After completing a degree in Architecture (minor in Philosophy) between the University of Venice and the Illinois Institute of Technology in Chicago, Dr Torino worked as an architect in Benin. She then completed a joint Masters’s in Urban Studies between the University of Venice and the University of Sheffield which also involved extensive research in Colombia. She worked in New York City at the Department of City Planning (2015), before returning to academia to pursue an AHRC-funded Ph.D. in Urban Studies (University of Cambridge; 2020), in which she addressed questions of:
- racialisation in and through the urban space,
- colonial legacies in the planning apparatus,
- geographies of internal displacement and migration,
- multicultural urban policy and the limits of civil society engagement and government participation strategies with ethnic urban communities,
through ethnographic research (2017-2019) in Bogotá, Colombia.

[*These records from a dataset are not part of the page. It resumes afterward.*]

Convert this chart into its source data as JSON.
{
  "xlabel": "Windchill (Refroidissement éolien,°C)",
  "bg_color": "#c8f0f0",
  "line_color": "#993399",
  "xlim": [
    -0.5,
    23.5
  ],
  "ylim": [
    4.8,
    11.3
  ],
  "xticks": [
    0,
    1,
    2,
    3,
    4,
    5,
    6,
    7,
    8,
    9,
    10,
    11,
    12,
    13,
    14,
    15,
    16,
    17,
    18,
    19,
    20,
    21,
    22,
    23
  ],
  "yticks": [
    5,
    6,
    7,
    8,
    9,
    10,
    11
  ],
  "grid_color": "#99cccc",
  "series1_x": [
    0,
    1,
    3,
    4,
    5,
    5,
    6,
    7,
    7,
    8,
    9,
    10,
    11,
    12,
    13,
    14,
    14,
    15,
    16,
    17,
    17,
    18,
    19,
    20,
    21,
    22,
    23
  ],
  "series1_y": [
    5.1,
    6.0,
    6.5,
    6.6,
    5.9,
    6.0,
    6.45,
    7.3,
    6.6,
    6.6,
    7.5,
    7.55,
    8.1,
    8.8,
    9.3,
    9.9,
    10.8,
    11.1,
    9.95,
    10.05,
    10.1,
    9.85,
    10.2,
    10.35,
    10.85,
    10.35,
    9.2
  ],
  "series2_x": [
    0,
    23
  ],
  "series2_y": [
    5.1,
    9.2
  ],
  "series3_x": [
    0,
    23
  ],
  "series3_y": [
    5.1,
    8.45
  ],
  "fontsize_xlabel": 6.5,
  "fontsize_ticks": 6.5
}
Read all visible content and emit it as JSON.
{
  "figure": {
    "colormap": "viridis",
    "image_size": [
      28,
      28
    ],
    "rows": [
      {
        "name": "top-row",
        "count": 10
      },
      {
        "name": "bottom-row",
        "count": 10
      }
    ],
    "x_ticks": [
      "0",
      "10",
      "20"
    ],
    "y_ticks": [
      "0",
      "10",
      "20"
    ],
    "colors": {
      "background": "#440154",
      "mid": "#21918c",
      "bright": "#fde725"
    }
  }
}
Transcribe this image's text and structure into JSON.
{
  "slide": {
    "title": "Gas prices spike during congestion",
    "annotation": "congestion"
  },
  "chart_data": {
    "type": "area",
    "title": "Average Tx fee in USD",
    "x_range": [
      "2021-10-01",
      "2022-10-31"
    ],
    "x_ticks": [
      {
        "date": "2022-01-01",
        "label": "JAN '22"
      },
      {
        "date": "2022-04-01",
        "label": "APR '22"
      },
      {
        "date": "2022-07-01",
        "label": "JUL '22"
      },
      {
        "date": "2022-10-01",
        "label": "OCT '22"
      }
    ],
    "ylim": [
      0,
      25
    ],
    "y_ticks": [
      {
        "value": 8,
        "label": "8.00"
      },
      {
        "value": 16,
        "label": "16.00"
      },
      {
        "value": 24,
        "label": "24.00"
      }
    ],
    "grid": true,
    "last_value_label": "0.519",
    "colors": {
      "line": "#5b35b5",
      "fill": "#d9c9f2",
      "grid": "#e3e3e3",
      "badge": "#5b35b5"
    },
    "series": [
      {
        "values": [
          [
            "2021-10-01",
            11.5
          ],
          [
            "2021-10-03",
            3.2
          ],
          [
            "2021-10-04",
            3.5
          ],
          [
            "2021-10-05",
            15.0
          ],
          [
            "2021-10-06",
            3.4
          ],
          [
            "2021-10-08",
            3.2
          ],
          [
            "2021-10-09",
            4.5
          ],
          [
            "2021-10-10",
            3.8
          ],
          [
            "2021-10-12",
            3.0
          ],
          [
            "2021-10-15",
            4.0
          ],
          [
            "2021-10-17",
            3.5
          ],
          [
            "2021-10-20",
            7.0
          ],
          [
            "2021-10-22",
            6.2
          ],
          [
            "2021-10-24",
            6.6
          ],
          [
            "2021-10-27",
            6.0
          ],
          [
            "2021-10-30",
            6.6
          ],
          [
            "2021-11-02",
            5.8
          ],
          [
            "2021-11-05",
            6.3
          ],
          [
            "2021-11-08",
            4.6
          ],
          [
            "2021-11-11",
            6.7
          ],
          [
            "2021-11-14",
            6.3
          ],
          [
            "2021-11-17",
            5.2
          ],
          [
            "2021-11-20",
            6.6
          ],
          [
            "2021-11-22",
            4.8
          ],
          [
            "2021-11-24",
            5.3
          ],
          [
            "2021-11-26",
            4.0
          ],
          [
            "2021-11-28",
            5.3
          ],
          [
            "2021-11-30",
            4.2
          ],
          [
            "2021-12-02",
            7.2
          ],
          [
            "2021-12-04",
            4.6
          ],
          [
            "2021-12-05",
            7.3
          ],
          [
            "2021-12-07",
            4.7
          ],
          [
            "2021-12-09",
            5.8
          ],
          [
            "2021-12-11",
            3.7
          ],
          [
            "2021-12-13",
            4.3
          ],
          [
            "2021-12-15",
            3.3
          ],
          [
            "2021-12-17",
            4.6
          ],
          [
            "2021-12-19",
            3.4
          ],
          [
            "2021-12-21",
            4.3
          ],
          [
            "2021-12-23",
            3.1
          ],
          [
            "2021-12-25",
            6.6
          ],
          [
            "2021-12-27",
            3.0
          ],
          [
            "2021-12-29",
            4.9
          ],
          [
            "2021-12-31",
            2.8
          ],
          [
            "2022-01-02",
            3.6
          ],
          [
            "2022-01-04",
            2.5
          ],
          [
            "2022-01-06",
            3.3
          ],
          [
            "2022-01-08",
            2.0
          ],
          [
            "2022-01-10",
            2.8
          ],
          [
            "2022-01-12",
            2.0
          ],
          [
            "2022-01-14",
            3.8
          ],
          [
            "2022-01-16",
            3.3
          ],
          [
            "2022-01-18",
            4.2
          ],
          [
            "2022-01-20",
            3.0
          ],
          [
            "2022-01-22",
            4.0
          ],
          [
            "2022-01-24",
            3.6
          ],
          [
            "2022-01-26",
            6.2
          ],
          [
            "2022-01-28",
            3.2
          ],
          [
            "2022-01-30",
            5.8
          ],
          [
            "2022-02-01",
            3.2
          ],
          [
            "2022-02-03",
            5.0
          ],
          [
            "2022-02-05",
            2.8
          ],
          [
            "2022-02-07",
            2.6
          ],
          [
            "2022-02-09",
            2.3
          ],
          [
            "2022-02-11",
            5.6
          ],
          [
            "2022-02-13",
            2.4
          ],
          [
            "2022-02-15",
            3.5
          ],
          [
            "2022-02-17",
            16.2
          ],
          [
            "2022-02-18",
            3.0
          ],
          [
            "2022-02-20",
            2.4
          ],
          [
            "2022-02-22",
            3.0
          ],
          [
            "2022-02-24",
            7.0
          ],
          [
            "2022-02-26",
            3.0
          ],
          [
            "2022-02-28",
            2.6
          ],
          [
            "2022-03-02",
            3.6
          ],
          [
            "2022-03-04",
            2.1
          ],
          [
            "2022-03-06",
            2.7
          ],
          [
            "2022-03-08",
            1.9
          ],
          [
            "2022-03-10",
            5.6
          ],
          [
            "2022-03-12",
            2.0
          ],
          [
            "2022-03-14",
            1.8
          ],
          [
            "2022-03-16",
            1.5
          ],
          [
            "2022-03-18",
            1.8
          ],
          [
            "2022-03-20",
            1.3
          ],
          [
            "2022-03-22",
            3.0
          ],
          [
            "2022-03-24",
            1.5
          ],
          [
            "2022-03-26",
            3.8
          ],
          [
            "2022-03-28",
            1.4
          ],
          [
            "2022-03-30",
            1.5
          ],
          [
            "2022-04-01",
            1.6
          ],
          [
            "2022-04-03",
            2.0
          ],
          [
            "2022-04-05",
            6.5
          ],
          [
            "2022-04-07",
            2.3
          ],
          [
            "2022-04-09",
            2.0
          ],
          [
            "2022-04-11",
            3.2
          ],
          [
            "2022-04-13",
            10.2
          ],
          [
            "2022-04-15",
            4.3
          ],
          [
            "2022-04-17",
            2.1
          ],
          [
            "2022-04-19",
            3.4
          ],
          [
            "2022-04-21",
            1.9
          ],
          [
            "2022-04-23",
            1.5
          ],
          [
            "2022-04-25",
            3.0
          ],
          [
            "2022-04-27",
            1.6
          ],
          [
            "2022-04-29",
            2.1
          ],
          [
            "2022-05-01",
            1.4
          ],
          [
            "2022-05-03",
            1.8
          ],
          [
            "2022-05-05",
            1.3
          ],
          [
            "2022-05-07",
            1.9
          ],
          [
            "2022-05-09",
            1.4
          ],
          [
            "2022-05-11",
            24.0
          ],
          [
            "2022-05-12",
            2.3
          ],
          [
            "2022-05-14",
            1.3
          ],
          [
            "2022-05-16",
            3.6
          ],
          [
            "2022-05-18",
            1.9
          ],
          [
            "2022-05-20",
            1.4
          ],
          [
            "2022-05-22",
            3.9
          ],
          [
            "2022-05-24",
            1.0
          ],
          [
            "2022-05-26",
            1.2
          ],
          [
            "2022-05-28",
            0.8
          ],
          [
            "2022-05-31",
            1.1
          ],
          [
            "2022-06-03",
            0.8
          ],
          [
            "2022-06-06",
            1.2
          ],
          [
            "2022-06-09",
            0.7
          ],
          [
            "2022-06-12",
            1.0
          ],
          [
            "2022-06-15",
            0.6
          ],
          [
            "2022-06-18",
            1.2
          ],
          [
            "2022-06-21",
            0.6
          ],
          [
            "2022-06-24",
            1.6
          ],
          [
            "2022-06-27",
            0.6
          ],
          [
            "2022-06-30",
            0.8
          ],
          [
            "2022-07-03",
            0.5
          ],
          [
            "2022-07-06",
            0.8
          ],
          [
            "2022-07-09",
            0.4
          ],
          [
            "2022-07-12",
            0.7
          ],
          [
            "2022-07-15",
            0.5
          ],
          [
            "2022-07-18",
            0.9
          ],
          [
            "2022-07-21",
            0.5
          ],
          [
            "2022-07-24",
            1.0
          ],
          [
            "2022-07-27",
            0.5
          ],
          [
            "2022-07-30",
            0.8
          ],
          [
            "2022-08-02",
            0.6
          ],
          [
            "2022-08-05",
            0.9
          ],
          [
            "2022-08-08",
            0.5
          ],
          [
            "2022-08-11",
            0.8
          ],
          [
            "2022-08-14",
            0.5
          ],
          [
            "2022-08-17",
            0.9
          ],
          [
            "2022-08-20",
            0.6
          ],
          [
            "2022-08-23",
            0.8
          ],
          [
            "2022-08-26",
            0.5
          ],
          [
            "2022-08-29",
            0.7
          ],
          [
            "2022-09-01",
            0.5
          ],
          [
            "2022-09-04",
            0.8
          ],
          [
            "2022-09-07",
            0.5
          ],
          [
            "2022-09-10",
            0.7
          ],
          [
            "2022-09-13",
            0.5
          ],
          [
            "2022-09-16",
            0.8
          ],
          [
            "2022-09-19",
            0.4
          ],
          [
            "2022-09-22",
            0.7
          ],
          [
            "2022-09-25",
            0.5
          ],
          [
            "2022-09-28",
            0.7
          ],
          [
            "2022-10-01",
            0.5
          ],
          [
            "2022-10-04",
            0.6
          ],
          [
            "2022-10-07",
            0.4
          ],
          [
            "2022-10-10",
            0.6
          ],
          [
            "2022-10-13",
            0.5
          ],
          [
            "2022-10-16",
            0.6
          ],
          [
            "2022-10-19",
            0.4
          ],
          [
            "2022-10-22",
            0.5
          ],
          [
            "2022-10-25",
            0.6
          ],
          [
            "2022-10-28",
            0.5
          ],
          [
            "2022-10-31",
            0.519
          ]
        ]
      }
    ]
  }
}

After completing her Ph.D., she worked as a Consultant (Researcher) for Amnesty International (2021) to map and analyse racialised digital surveillance in New York City. She then secured a Research Fellowship at Peterhouse (2021-23), University of Cambridge, where she currently conducts postdoctoral research based in Southern Italy on the migration-labour-dwelling nexus in rural-urban informal settlements.
She continues to actively collaborate with grassroots (especially Afro-descendant) community organisations in Colombia, with a particular focus on everyday violence, peace, social and racial justice, and city-making ‘from below.’ She has been an invited lecturer at the Universities of: Cambridge, UCL, Sheffield, ETH Zurich, Basel, Externado Colombia, Venice, among others.